In the heat of the midday sun, the rivers of east Africa look inviting. Cool water splashes past lush shrubs. The rivers even look like they’re full of stepping stones.
Those stepping stones, however, aren’t what they appear to be. They are hippos that are trying to stay cool during the hottest part of the day. They get as deep into the water as they can, but they are so huge that part of their backs stick out.
While we are used to seeing hippos in the water today — in fact, it would be odd not to see them there — there was a time when you would never see such a thing. It used to be that hippos were not allowed anywhere near the rivers.
Hippos are big eaters. They might eat 100 pounds a day. The Great Creator was worried that if hippos were allowed in the rivers, they might never leave. They might eat all the fish.
The hippos desperately wanted to find a cool place to spend the day. The sun burned their skin. There are very few trees in east Africa. There was no place to find shade.
“Please let us rest in the water during the day,” the hippos begged the Great Creator.

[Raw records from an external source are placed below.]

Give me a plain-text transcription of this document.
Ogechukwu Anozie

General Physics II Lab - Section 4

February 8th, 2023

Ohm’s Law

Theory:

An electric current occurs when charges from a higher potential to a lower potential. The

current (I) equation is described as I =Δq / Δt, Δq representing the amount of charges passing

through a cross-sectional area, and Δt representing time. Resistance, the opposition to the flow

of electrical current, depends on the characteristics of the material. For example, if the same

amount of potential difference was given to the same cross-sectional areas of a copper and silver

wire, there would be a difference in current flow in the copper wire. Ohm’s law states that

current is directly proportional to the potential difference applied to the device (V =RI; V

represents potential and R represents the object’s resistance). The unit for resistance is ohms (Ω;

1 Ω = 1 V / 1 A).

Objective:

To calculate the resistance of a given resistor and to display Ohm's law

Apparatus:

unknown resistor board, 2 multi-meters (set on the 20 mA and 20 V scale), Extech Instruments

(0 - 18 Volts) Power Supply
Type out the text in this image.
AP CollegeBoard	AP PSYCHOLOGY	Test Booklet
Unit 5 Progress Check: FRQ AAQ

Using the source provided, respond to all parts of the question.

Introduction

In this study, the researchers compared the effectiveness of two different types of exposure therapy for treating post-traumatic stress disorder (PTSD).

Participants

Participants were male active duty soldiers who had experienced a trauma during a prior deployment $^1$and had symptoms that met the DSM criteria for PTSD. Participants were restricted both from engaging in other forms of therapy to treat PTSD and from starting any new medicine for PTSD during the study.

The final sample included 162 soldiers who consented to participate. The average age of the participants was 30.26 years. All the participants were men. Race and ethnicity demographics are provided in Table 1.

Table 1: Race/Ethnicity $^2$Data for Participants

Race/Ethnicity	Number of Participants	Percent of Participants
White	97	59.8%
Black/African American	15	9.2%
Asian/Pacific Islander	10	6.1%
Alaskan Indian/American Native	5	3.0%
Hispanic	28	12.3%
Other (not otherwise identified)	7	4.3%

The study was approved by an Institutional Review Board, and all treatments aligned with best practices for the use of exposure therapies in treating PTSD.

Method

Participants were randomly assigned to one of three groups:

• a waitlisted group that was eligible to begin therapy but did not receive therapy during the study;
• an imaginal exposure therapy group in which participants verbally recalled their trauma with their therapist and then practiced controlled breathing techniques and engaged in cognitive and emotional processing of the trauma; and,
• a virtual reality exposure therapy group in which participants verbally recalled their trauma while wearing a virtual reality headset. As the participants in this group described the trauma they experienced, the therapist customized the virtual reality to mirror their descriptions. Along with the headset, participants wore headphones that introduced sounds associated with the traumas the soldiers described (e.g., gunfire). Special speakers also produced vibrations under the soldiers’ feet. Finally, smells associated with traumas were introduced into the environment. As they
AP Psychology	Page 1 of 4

“No,” the Great Creator replied. “Look how big you are! You will eat everything, including all my fish.”
“But we don’t want the fish,” the hippos cried. “All we want is relief from the hot sun.”
“No. I don’t trust you.”
It was so hot and the water looked so refreshing that the hippos finally came up with an offer.
“What if we could prove to you that we won’t eat the fish?”
“How would you do that,” the Great Creator asked.
“If you let us in the cool water, every day we will open our mouths wide. You will be able to see for yourself that we have not eaten any fish.”
The deal was made. The water felt wonderful on their skin. It was so relaxing that they could spend the day sleeping in the river and then venture out onto the land at night to feed on grass.
And to prove they kept their end of the deal, at the end of each day they open their mouths wide to show there are no fish inside.